Ditresnarkoba Polda Kepri Gelar Razia di Beberapa Pelabuhan Internasional

Ditresnarkoba Polda Kepri Razia Beberapa Pelabuhan Internasional di Batam, Sabtu (25/10/2025). Foto : Newsbatam.com

BATAM – Direktorat Reserse Narkoba (Ditresnarkoba) Polda Kepulauan Riau (Kepri) menggelar razia besar-besaran di sejumlah pelabuhan internasional di Kota Batam, Sabtu (25/10/2025).

Kegiatan ini merupakan bagian dari Kegiatan Rutin Yang Ditingkatkan (KRYD) dalam rangka mencegah penyalahgunaan dan peredaran gelap narkoba yang berpotensi masuk melalui jalur laut dari Malaysia.

Razia dimulai sejak pukul 07.00 WIB dan berlangsung hingga selesai. Sebanyak 60 personel Ditresnarkoba, 9 personel K-9 Ditsamapta bersama 9 ekor anjing pelacak, serta dukungan dari Biddokkes dan Bidpropam Polda Kepri diterjunkan untuk memperketat pemeriksaan di tiga pelabuhan utama, yakni Pelabuhan Internasional Batam Center, Harbour Bay Batu Ampar, dan Gold Coast Bengkong.

Direktur Reserse Narkoba Polda Kepri Kbes Pol Anggoro W menyampaikan, razia ini menyasar penumpang kapal dari Malaysia, khususnya dari Stulang Laut dan Pasir Gudang. Setiap penumpang beserta barang bawaannya diperiksa secara ketat, termasuk menggunakan anjing pelacak dan pemeriksaan badan langsung di lokasi.

“Kegiatan ini merupakan upaya nyata kami menutup semua celah penyelundupan narkoba dari negara tetangga. Jalur laut menjadi perhatian serius karena merupakan pintu masuk utama ke wilayah Kepri,” ujarnya.

Dari hasil pemeriksaan, petugas mencatat: 125 penumpang kapal Citra Fast Ferry, 67 penumpang kapal Marina Line, 105 penumpang kapal IGS (International Golden Shipping), 76 penumpang kapal MV Dolphin 01, 30 penumpang kapal Marine Hawk 5 dan 10 penumpang kapal Dolphin Ferry.

Seluruh penumpang yang diperiksa dinyatakan bersih dari narkoba, dan tidak ditemukan barang bukti narkotika selama operasi berlangsung.

Kasubdit I Ditresnarkoba Polda Kepri Kompol Mohamad Komarudin menambahkan, kegiatan berjalan aman, tertib, dan lancar tanpa kendala berarti di lapangan.

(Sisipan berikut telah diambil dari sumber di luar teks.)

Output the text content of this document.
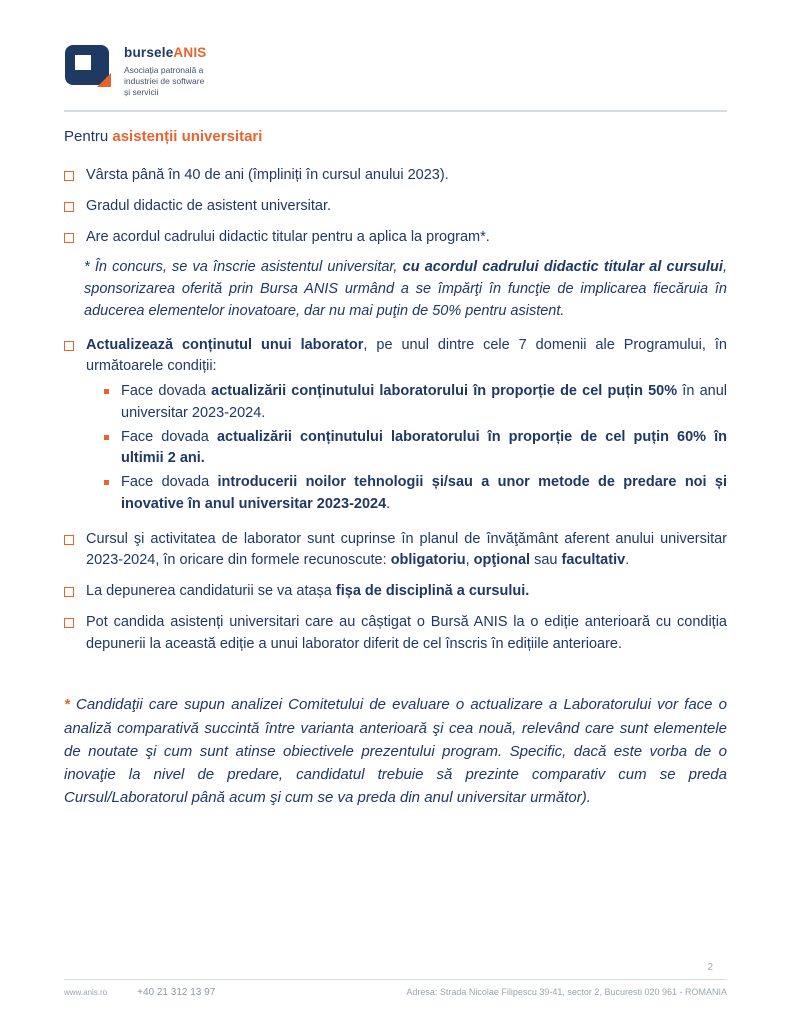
burseleANIS
Asociația patronală a
industriei de software
și servicii
Pentru asistenții universitari
Vârsta până în 40 de ani (împliniți în cursul anului 2023).
Gradul didactic de asistent universitar.
Are acordul cadrului didactic titular pentru a aplica la program*.
* În concurs, se va înscrie asistentul universitar, cu acordul cadrului didactic titular al cursului, sponsorizarea oferită prin Bursa ANIS urmând a se împărţi în funcţie de implicarea fiecăruia în aducerea elementelor inovatoare, dar nu mai puţin de 50% pentru asistent.
Actualizează conținutul unui laborator, pe unul dintre cele 7 domenii ale Programului, în următoarele condiții:
Face dovada actualizării conținutului laboratorului în proporție de cel puțin 50% în anul universitar 2023-2024.
Face dovada actualizării conținutului laboratorului în proporție de cel puțin 60% în ultimii 2 ani.
Face dovada introducerii noilor tehnologii și/sau a unor metode de predare noi și inovative în anul universitar 2023-2024.
Cursul şi activitatea de laborator sunt cuprinse în planul de învăţământ aferent anului universitar 2023-2024, în oricare din formele recunoscute: obligatoriu, opţional sau facultativ.
La depunerea candidaturii se va atașa fișa de disciplină a cursului.
Pot candida asistenți universitari care au câștigat o Bursă ANIS la o ediție anterioară cu condiția depunerii la această ediție a unui laborator diferit de cel înscris în edițiile anterioare.
* Candidaţii care supun analizei Comitetului de evaluare o actualizare a Laboratorului vor face o analiză comparativă succintă între varianta anterioară şi cea nouă, relevând care sunt elementele de noutate şi cum sunt atinse obiectivele prezentului program. Specific, dacă este vorba de o inovaţie la nivel de predare, candidatul trebuie să prezinte comparativ cum se preda Cursul/Laboratorul până acum şi cum se va preda din anul universitar următor).
2
www.anis.ro	+40 21 312 13 97	Adresa: Strada Nicolae Filipescu 39-41, sector 2, Bucuresti 020 961 - ROMANIA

Meski demikian, petugas mencatat masih dibutuhkan peralatan deteksi portable yang lebih canggih untuk mendukung pemeriksaan badan penumpang secara menyeluruh.

“Razia ini tidak hanya sebagai kegiatan rutin, tapi juga bentuk kesiapsiagaan Polda Kepri dalam memutus rantai peredaran narkoba lintas negara,” tutupnya.

Operasi selesai sekitar pukul 11.00 WIB dengan hasil nihil pelanggaran, namun menjadi peringatan keras bagi para pelaku penyelundupan narkoba agar tidak mencoba-coba memasuki wilayah Kepri melalui jalur laut.